See Types of Databases.
Relational vs Non-relational databases
Deciding between the two falls mostly around:
- Uniformity of data coming in
- Volatility of data schema
- Access pattern uniformity of downstream use cases
Aspects | Relational | Non-relational |
---|---|---|
Schema definition | Well-defined | Not well-defined |
Schema assumption | At write-time | At read-time |
Data source flexibility | Low; incoming data must abide by schema | High; Any data can come in without meeting schema requirements |
Data consumption flexibility | Low | High; Multiple consumers can each assume their own schema |
Schema change implications | Upstream and downstream processes need to be updated | Only downstream processes that are affected need to update their schema |
Storage engines | Data warehouses | Data lakes |
Scalable | Yes Once downstream access patterns are well-defined | No Shifting through lots of raw data is inefficient |
Historical vs Latest Tables
- Whether the fields in the tables themselves are evolving over time
Recommended Setup
So far, this applies to tabular data.

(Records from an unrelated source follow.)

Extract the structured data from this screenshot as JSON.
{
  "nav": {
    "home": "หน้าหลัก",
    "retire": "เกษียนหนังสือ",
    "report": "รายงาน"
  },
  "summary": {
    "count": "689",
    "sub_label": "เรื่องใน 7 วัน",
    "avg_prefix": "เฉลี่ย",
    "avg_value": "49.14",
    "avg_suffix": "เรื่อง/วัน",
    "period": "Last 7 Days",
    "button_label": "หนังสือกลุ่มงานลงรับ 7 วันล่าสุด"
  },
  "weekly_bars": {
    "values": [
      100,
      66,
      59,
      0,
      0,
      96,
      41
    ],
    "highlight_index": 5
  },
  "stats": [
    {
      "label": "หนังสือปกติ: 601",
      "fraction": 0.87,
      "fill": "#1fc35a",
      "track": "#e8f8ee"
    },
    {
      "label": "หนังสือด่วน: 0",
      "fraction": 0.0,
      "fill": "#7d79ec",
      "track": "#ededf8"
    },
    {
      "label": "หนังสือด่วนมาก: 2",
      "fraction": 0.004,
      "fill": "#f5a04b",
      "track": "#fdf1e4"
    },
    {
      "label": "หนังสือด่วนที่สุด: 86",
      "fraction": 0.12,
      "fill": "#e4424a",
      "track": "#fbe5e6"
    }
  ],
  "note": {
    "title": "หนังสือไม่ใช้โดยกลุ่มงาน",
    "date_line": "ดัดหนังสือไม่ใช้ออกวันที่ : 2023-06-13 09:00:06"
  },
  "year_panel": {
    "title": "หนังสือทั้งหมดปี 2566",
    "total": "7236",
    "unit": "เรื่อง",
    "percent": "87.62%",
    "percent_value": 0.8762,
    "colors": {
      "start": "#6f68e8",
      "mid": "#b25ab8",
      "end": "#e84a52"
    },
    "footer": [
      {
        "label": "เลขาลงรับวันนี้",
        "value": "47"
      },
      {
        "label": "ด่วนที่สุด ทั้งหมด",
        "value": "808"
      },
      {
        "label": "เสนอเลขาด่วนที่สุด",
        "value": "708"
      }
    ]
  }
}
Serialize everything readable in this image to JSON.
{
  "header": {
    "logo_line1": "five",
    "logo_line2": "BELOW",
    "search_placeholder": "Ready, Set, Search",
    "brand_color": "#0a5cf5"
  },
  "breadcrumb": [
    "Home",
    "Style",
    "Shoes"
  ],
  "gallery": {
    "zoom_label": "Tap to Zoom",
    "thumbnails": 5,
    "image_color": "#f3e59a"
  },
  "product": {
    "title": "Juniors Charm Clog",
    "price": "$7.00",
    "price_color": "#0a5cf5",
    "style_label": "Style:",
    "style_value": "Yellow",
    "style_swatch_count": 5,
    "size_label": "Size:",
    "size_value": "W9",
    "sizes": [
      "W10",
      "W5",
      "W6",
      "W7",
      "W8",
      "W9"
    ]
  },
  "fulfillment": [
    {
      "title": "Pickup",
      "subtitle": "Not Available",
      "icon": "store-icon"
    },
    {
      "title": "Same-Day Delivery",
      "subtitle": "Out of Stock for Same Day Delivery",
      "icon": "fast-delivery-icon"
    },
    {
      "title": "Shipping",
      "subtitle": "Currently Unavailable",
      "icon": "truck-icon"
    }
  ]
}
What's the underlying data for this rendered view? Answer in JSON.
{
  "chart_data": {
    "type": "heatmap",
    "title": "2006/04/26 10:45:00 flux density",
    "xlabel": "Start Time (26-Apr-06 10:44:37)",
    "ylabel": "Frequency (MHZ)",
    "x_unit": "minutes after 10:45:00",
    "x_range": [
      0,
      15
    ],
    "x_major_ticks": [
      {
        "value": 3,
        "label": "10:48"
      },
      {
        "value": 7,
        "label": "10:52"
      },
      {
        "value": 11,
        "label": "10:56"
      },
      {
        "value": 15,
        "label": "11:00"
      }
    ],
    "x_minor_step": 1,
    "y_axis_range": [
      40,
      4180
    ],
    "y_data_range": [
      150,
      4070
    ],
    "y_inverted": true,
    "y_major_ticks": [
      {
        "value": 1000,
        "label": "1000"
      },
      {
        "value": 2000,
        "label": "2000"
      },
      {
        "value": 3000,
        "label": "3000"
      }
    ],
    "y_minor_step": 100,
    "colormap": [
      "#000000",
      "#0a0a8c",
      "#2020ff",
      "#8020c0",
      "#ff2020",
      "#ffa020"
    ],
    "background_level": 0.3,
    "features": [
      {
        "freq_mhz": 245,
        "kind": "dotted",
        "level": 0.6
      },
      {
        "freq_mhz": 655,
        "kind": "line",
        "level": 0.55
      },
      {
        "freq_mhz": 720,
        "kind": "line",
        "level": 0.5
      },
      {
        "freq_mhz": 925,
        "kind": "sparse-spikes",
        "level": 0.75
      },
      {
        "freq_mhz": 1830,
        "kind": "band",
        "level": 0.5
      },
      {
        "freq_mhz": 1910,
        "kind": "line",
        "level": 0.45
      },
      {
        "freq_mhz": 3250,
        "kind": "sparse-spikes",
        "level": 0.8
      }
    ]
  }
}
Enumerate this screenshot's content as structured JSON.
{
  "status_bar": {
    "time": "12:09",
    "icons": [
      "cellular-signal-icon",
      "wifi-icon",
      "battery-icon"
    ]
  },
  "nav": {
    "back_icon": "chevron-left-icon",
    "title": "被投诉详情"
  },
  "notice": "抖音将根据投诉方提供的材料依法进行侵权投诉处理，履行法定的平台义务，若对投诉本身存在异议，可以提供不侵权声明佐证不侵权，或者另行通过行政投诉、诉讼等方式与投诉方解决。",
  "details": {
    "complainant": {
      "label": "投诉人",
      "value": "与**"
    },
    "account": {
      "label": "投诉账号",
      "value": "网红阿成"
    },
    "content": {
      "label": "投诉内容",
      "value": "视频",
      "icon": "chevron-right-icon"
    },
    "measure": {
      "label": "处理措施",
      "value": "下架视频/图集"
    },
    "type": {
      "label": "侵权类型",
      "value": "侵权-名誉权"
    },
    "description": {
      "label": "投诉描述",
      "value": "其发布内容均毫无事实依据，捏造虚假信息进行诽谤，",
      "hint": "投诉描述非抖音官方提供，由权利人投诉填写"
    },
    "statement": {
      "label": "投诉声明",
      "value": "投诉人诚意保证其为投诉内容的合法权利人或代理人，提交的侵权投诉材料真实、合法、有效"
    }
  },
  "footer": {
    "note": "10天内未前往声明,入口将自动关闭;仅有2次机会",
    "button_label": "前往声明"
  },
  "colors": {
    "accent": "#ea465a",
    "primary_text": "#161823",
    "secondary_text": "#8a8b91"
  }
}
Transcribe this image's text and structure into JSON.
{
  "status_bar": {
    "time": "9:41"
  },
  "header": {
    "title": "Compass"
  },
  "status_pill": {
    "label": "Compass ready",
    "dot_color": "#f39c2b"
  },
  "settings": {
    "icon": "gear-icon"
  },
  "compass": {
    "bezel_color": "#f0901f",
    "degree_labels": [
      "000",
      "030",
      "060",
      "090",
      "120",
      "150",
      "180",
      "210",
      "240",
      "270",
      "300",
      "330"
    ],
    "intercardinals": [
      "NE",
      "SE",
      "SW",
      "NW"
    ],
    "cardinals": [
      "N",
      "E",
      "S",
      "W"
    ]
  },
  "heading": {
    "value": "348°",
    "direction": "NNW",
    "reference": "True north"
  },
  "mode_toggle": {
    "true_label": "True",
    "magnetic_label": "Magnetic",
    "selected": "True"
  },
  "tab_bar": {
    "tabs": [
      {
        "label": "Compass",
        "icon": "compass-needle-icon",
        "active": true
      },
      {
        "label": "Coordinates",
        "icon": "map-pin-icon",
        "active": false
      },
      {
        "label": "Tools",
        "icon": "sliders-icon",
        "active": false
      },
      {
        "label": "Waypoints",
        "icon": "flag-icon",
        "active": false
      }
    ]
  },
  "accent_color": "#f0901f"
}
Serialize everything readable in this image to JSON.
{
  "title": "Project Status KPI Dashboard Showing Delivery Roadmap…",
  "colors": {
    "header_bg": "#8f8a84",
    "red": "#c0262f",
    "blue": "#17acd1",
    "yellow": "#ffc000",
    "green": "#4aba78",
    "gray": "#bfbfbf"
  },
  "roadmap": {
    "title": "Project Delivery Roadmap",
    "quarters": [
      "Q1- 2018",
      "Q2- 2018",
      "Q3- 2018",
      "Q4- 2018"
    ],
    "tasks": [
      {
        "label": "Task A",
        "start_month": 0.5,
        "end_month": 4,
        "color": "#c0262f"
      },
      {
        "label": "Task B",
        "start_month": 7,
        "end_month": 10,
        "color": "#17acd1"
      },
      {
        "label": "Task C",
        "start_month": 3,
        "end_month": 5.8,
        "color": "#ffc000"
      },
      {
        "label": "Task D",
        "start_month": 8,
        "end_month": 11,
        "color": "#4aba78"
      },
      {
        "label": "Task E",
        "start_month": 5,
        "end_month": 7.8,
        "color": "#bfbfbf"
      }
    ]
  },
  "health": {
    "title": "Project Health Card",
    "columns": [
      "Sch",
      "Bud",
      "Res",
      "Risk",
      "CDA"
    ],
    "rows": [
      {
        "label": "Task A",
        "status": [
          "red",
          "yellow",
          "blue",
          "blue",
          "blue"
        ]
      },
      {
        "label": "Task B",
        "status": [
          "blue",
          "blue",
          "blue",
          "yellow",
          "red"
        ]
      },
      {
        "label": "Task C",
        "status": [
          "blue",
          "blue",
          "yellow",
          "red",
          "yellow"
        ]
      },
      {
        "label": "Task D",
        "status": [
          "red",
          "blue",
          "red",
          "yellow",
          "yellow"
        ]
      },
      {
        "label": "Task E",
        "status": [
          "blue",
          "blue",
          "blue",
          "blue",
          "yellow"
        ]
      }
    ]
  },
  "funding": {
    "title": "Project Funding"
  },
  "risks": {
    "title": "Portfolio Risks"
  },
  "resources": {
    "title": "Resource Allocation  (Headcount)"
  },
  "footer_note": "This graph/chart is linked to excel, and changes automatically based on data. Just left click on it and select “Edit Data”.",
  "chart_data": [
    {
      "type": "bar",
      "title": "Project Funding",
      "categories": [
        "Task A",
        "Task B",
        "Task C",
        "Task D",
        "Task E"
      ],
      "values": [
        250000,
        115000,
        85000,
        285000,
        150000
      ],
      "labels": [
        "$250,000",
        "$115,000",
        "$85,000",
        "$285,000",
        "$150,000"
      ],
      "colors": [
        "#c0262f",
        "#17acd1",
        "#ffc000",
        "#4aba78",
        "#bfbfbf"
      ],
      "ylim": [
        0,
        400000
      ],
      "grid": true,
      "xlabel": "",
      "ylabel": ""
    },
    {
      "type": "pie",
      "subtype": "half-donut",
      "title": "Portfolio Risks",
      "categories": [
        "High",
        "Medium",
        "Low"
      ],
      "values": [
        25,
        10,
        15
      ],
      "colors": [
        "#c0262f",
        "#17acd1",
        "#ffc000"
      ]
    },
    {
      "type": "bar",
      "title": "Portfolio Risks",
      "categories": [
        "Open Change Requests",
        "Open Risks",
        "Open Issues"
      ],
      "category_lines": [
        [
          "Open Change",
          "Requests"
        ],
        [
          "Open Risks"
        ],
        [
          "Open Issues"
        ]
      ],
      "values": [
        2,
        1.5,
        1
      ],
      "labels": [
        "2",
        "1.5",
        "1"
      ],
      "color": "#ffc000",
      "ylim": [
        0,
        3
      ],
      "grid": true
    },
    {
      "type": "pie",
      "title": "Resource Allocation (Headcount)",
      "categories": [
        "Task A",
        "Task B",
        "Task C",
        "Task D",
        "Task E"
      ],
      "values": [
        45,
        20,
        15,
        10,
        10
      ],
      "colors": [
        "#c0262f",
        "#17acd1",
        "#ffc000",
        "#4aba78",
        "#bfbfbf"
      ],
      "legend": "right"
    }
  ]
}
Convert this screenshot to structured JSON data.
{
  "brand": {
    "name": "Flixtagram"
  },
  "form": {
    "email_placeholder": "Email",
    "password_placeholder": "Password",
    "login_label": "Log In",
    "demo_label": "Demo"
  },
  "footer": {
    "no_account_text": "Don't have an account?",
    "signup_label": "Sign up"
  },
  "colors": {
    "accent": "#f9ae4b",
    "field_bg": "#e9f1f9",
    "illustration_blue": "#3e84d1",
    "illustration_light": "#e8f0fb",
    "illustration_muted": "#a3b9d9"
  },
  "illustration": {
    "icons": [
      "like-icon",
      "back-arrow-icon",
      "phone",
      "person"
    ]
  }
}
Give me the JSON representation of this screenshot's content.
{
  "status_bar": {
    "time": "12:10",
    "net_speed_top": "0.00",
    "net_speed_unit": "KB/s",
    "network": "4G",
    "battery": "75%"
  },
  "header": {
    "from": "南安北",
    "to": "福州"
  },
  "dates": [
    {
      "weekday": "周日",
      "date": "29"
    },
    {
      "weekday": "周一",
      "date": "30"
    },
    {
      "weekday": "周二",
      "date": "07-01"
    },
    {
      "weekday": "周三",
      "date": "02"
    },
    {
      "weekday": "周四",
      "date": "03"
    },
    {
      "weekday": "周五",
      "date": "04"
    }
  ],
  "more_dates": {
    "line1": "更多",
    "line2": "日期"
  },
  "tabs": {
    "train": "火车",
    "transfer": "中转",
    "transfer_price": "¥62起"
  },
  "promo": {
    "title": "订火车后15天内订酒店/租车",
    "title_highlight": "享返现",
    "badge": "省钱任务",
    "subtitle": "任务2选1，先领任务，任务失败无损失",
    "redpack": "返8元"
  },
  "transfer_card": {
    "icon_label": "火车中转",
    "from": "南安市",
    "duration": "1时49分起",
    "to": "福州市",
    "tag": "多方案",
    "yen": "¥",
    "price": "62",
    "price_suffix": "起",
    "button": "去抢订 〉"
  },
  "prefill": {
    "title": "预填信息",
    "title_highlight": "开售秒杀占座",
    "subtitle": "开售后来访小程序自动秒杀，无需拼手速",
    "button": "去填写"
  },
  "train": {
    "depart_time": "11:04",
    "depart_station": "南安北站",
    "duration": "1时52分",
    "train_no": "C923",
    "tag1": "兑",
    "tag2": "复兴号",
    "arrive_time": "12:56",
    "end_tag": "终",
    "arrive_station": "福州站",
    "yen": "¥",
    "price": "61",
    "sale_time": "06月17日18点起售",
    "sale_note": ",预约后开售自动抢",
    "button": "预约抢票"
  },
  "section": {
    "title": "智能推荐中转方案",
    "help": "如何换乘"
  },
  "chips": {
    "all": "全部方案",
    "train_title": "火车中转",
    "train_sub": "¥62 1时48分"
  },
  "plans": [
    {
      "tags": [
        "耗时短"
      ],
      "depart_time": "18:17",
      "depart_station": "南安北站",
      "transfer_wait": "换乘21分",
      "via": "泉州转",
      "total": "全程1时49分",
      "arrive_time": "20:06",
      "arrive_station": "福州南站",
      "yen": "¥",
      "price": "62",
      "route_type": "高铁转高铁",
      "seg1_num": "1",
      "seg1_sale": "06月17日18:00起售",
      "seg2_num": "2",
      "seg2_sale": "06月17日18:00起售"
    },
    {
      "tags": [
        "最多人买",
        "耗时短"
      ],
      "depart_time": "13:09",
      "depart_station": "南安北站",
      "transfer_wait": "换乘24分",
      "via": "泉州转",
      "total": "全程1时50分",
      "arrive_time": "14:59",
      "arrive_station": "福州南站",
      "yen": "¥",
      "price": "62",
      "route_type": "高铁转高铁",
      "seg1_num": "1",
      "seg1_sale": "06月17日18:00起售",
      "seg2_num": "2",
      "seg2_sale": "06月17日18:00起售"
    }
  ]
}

Haven’t been tested against other forms of data modalities.
Data lakes + Data warehouse
Extracted data stays in data lakes.
Use ELT instead of ETL
This way, when incoming schema changes, raw data (from a data lake) can be re-transformed and loaded into the data warehouse.
Use dbt
to manage transformation steps
This also serves as a business logic to machine learning translation layer.